Change in credit card rules?

You might have heard about MasterCard and Visa agreeing to pay more than $6 billion to settle accusations that they engaged in anticompetitive practices in payment processing. The tricky side effect, though, is that, assuming a judge approves the settlement, merchants can now "charge higher prices to consumers who decide to pay for their purchases with credit cards...Until now, the card companies banned merchants from adding such a surcharge, although gas stations and other retailers sometimes offered a discount for customers who paid in cash."

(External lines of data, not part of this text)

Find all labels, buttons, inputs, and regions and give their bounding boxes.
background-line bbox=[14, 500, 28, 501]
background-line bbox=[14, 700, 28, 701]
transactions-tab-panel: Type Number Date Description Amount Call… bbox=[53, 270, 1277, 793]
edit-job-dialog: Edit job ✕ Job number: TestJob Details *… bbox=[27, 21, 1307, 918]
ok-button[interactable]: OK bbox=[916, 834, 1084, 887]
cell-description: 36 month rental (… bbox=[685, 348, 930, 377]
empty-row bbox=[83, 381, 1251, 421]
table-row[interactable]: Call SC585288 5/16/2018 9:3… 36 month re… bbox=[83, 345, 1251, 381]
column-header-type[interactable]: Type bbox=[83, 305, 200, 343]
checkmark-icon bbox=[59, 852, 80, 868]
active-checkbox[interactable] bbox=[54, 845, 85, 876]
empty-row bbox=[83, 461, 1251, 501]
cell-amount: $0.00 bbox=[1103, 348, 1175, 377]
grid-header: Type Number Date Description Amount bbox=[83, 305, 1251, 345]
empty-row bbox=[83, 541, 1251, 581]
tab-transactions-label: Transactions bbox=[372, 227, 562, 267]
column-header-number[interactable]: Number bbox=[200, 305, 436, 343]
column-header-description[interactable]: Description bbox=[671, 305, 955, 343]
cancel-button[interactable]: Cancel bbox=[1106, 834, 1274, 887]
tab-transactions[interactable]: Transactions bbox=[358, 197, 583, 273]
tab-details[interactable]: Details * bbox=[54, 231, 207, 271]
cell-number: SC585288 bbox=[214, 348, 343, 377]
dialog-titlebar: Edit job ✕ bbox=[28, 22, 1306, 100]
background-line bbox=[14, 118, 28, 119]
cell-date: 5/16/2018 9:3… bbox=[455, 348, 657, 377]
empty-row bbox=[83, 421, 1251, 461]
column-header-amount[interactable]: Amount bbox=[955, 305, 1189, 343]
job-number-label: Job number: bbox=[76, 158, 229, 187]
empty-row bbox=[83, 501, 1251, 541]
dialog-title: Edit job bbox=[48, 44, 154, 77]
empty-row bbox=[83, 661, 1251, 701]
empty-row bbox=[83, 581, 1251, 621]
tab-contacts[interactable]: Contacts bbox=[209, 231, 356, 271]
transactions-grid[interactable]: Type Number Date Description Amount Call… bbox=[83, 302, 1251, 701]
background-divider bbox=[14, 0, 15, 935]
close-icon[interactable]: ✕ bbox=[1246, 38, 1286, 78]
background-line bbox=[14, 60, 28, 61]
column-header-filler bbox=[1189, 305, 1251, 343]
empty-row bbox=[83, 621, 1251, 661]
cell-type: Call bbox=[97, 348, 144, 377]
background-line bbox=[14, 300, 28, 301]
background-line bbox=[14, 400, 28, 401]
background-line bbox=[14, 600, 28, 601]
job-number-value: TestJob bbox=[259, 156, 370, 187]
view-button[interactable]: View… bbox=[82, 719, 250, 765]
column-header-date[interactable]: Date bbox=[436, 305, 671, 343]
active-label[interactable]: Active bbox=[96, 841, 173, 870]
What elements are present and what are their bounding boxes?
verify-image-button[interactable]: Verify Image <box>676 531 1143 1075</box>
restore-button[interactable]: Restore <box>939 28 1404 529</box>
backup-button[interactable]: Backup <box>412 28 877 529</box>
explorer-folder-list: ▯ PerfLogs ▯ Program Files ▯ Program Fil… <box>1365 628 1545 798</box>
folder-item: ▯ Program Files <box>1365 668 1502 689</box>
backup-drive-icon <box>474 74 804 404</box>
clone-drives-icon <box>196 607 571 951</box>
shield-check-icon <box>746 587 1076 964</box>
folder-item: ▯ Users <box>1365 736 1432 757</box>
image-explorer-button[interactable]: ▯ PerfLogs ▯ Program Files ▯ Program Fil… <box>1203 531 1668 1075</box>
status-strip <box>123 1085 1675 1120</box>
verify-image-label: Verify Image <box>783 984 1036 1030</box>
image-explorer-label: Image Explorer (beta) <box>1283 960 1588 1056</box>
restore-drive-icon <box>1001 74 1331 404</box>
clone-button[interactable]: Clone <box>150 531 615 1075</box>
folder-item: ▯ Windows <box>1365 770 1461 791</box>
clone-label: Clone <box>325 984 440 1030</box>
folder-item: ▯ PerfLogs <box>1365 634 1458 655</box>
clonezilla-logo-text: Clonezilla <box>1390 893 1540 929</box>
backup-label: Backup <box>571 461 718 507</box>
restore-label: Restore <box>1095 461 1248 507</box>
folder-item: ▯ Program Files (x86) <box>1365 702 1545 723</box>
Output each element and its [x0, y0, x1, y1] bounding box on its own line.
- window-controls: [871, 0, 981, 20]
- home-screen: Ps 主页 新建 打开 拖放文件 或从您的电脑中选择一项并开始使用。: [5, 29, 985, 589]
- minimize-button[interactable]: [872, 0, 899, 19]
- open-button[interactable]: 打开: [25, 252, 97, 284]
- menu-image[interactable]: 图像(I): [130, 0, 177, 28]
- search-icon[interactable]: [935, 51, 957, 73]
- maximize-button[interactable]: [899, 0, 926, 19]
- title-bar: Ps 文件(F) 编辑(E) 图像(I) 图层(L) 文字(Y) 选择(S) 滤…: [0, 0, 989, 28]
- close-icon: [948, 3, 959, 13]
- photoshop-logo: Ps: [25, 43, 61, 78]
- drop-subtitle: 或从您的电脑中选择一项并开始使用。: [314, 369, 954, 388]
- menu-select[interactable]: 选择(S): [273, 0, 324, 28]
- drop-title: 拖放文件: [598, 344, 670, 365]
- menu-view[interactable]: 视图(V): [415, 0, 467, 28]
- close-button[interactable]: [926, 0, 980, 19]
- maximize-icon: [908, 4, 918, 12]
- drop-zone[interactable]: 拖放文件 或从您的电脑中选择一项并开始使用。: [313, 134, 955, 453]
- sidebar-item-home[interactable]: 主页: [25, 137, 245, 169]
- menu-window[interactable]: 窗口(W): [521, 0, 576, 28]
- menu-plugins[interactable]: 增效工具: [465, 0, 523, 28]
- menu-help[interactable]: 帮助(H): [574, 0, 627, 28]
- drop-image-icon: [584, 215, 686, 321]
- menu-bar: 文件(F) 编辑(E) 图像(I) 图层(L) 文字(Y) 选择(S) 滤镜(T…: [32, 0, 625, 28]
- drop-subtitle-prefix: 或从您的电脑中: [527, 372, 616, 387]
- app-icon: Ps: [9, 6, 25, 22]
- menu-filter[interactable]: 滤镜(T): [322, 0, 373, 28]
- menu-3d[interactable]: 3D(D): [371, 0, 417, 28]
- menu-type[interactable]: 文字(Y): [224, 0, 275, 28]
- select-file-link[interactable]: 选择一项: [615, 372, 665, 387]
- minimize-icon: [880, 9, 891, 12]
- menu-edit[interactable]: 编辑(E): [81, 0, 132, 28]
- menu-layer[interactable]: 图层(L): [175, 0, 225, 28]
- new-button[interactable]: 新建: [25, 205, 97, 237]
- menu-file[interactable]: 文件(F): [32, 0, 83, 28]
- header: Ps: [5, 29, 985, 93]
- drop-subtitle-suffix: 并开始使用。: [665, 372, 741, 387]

Frank Keating, the president of the American Bankers Association said: "Let’s be clear — retailers, not consumers, benefit from today’s resolution." And it apparently didn't hurt MasterCard and Visa. On the stock exchange Friday, "Visa rose 2.3 percent to $126.91 in extended trading in New York. MasterCard advanced 2.9 percent to $442." "Defendants in the case include Bank of America Corp., Citigroup Inc., Wells Fargo & Co., Capital One Financial Corp., Barclays Plc and HSBC Holdings Plc."

Not incidentally, "those rule changes wouldn’t take effect in states where laws specifically prohibit credit-card surcharges, said Douglas Kantor, a lawyer for the National Association of Convenience Stores." On the map of states with such laws, according to NBC News, were California, Texas, New York, and Florida, the most populous states in the union.